Treme – à prononcer Trémé – est un quartier de la Nouvelle-Orléans ; c'est même l'un des plus anciens. Il est aussi le centre de la culture noire et créole de la ville. La série qui porte ce nom, Treme, a été imaginée, créée, et en grande partie écrite, par David Simon, auquel on devait déjà la meilleure série policière jamais proposée à la télévision : Sur Écoute, en anglais : The Wire.
Treme est une réussite au moins égale à Sur Écoute.
Ses quatre saisons, originellement diffusées de 2010 à 2013, se déroulent donc à la Nouvelle-Orléans, durant les trois années qui ont suivi le passage de l'ouragan Katrina, en 2005. S'agit-il d'une série politique ? Policière ? Musicale ? Sociale ? Intimiste ? C'est tout cela à la fois, et encore davantage, les différents plans s'entrelaçant et s'équilibrant d'une manière absolument parfaite, servis par un rythme jamais défaillant, totalement exempt de ces “trous d'air” qui plombent trop de séries télévisées.

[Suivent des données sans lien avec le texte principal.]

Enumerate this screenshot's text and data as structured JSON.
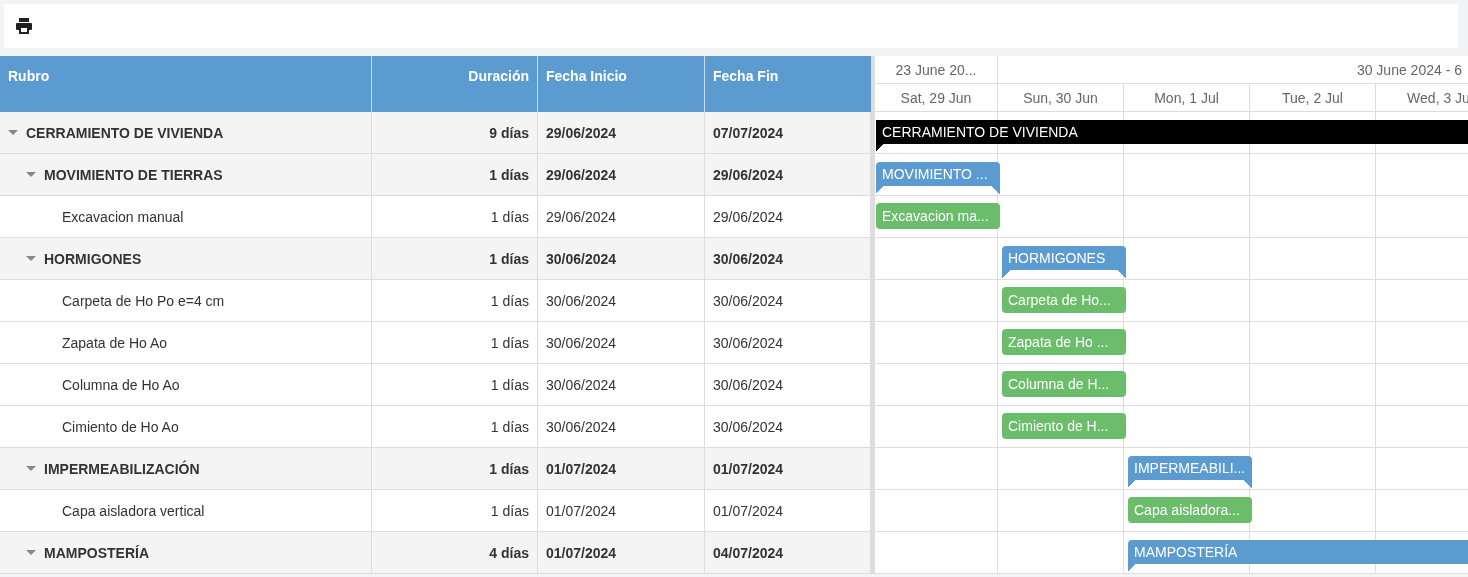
{
  "toolbar": {
    "buttons": [
      {
        "kind": "print"
      }
    ]
  },
  "columns": [
    {
      "label": "Rubro"
    },
    {
      "label": "Duración"
    },
    {
      "label": "Fecha Inicio"
    },
    {
      "label": "Fecha Fin"
    }
  ],
  "timeline": {
    "weeks": [
      {
        "label": "23 June 20..."
      },
      {
        "label": "30 June 2024 - 6"
      }
    ],
    "days": [
      "Sat, 29 Jun",
      "Sun, 30 Jun",
      "Mon, 1 Jul",
      "Tue, 2 Jul",
      "Wed, 3 Ju"
    ]
  },
  "rows": [
    {
      "kind": "summary",
      "name": "CERRAMIENTO DE VIVIENDA",
      "duration": "9 días",
      "start": "29/06/2024",
      "end": "07/07/2024",
      "expanded": true,
      "bar_label": "CERRAMIENTO DE VIVIENDA",
      "children": [
        {
          "kind": "summary",
          "name": "MOVIMIENTO DE TIERRAS",
          "duration": "1 días",
          "start": "29/06/2024",
          "end": "29/06/2024",
          "expanded": true,
          "bar_label": "MOVIMIENTO ...",
          "children": [
            {
              "kind": "task",
              "name": "Excavacion manual",
              "duration": "1 días",
              "start": "29/06/2024",
              "end": "29/06/2024",
              "bar_label": "Excavacion ma..."
            }
          ]
        },
        {
          "kind": "summary",
          "name": "HORMIGONES",
          "duration": "1 días",
          "start": "30/06/2024",
          "end": "30/06/2024",
          "expanded": true,
          "bar_label": "HORMIGONES",
          "children": [
            {
              "kind": "task",
              "name": "Carpeta de Ho Po e=4 cm",
              "duration": "1 días",
              "start": "30/06/2024",
              "end": "30/06/2024",
              "bar_label": "Carpeta de Ho..."
            },
            {
              "kind": "task",
              "name": "Zapata de Ho Ao",
              "duration": "1 días",
              "start": "30/06/2024",
              "end": "30/06/2024",
              "bar_label": "Zapata de Ho ..."
            },
            {
              "kind": "task",
              "name": "Columna de Ho Ao",
              "duration": "1 días",
              "start": "30/06/2024",
              "end": "30/06/2024",
              "bar_label": "Columna de H..."
            },
            {
              "kind": "task",
              "name": "Cimiento de Ho Ao",
              "duration": "1 días",
              "start": "30/06/2024",
              "end": "30/06/2024",
              "bar_label": "Cimiento de H..."
            }
          ]
        },
        {
          "kind": "summary",
          "name": "IMPERMEABILIZACIÓN",
          "duration": "1 días",
          "start": "01/07/2024",
          "end": "01/07/2024",
          "expanded": true,
          "bar_label": "IMPERMEABILI...",
          "children": [
            {
              "kind": "task",
              "name": "Capa aisladora vertical",
              "duration": "1 días",
              "start": "01/07/2024",
              "end": "01/07/2024",
              "bar_label": "Capa aisladora..."
            }
          ]
        },
        {
          "kind": "summary",
          "name": "MAMPOSTERÍA",
          "duration": "4 días",
          "start": "01/07/2024",
          "end": "04/07/2024",
          "expanded": true,
          "bar_label": "MAMPOSTERÍA"
        }
      ]
    }
  ]
}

Évidemment, la dimension musicale est prépondérante. Si le jazz se taille la part du lion, il est loin d'être le seul genre représenté, et représenté “en action”. Car de très nombreux musiciens, locaux ou internationaux, viennent faire preuve de leurs divers talents au fil des épisodes, mais jamais de façon gratuite, plaquée : toujours en étroite relation avec l'un ou l'autre des événements et des personnages. Ils sont présents dans les bars, les clubs, sur scène, au coin des rues ou lors de ces nombreuses fêtes et processions qui ponctuent la vie néo-orléanaise, le point culminant étant le Mardi-Gras et ses étonnants “Indiens” qui, de fait, sont tous des noirs plus ou moins métissés.
Les personnages, disais-je. Ils sont divers, subtils, changeants, jamais manichéens ni tout d'une pièce : ils vivent, là, sous nos yeux. Ils vivent si bien que, lorsqu'il parvient au dernier épisode de la quatrième saison, le spectateur se surprend à ressentir cette forme particulière de mélancolie nostalgique que l'on éprouve lorsque, déménageant d'une ville pour une autre, on sait bien que l'on ne retrouvera plus jamais les gens que l'on a fréquentés, parfois aimés, et qu'on laisse derrière soi.

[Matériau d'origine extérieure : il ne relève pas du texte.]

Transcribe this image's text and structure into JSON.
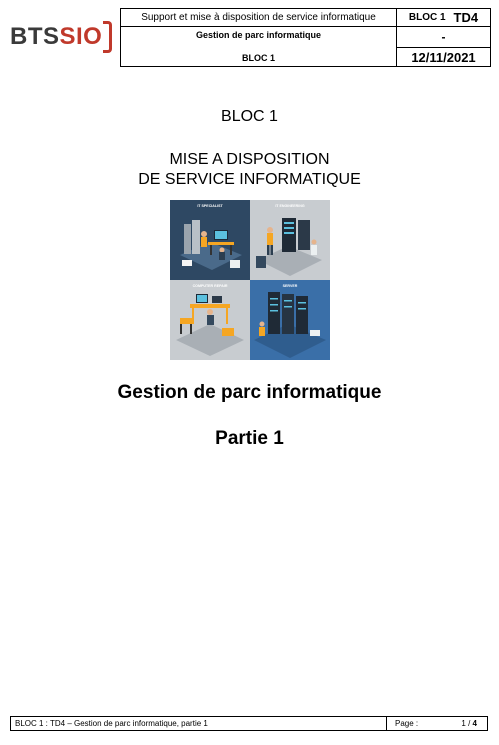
{
  "header": {
    "logo_bts": "BTS",
    "logo_sio": "SIO",
    "title": "Support et mise à disposition de service informatique",
    "subtitle": "Gestion de parc informatique",
    "bloc": "BLOC 1",
    "code_bloc": "BLOC 1",
    "code_td": "TD4",
    "dash": "-",
    "date": "12/11/2021"
  },
  "body": {
    "bloc_heading": "BLOC 1",
    "mise_line1": "MISE A DISPOSITION",
    "mise_line2": "DE SERVICE INFORMATIQUE",
    "illustration": {
      "panels": [
        "IT SPECIALIST",
        "IT ENGINEERING",
        "COMPUTER REPAIR",
        "SERVER"
      ],
      "colors": {
        "dark_navy": "#2e4863",
        "light_grey": "#c8ccd0",
        "blue": "#3a6fa8",
        "orange": "#f5a623"
      }
    },
    "title": "Gestion de parc informatique",
    "part": "Partie 1"
  },
  "footer": {
    "left": "BLOC 1 : TD4 – Gestion de parc informatique, partie 1",
    "page_label": "Page :",
    "page_current": "1",
    "page_sep": "/",
    "page_total": "4"
  }
}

On laisse aussi derrière soi les questions en suspens et les problèmes non résolus. La plupart sont liés aux ravages exercés par l'ouragan, aggravés ou au moins prolongés par l'incurie des pouvoirs publics, la bêtise tatillonne des administrations, la mauvaise foi des compagnie d'assurance, la rapacité d'un certain nombre de “reconstructeurs” ; tout cela sur fond d'inefficacité d'une police trop souvent brutale et encline à cacher “la merde au chat” sous les tapis, ou plutôt, ici, dans les décombres des maisons dévastées. Pour tous ces aspects “sociaux”, on retrouve le très grand savoir-faire de David Simon, celui qui avait permis à Sur Écoute d'être la série qu'elle est.
Mais quelles que soient la maîtrise et l'intelligence avec lesquelles sont traités ces “arrière-fonds”, c'est aux personnages qu'il faut revenir. Car tout commence par eux, tout vit et palpite à travers eux, servis qu'ils sont par des acteurs presque tous remarquables (certains d'entre eux arrivent directement de Sur Écoute, ils ont juste eu à changer de costume…). Parfois découragés mais jamais abattus, optimistes mais non béats, idéalistes sans être niais, ils sont les ornements les plus précieux de la série, les perles du collier dont la Nouvelle-Orléans est le fil.
Pour conclure, je signalerai à l'attention des messieurs de l'assistance – mais aussi à celle de nos sœurs de Lesbos – qu'on croise et recroise au fil des saisons trois ou quatre jeunes femmes non tout à fait désagréables à regarder.
C'est anecdotique mais ça ne gâte rien.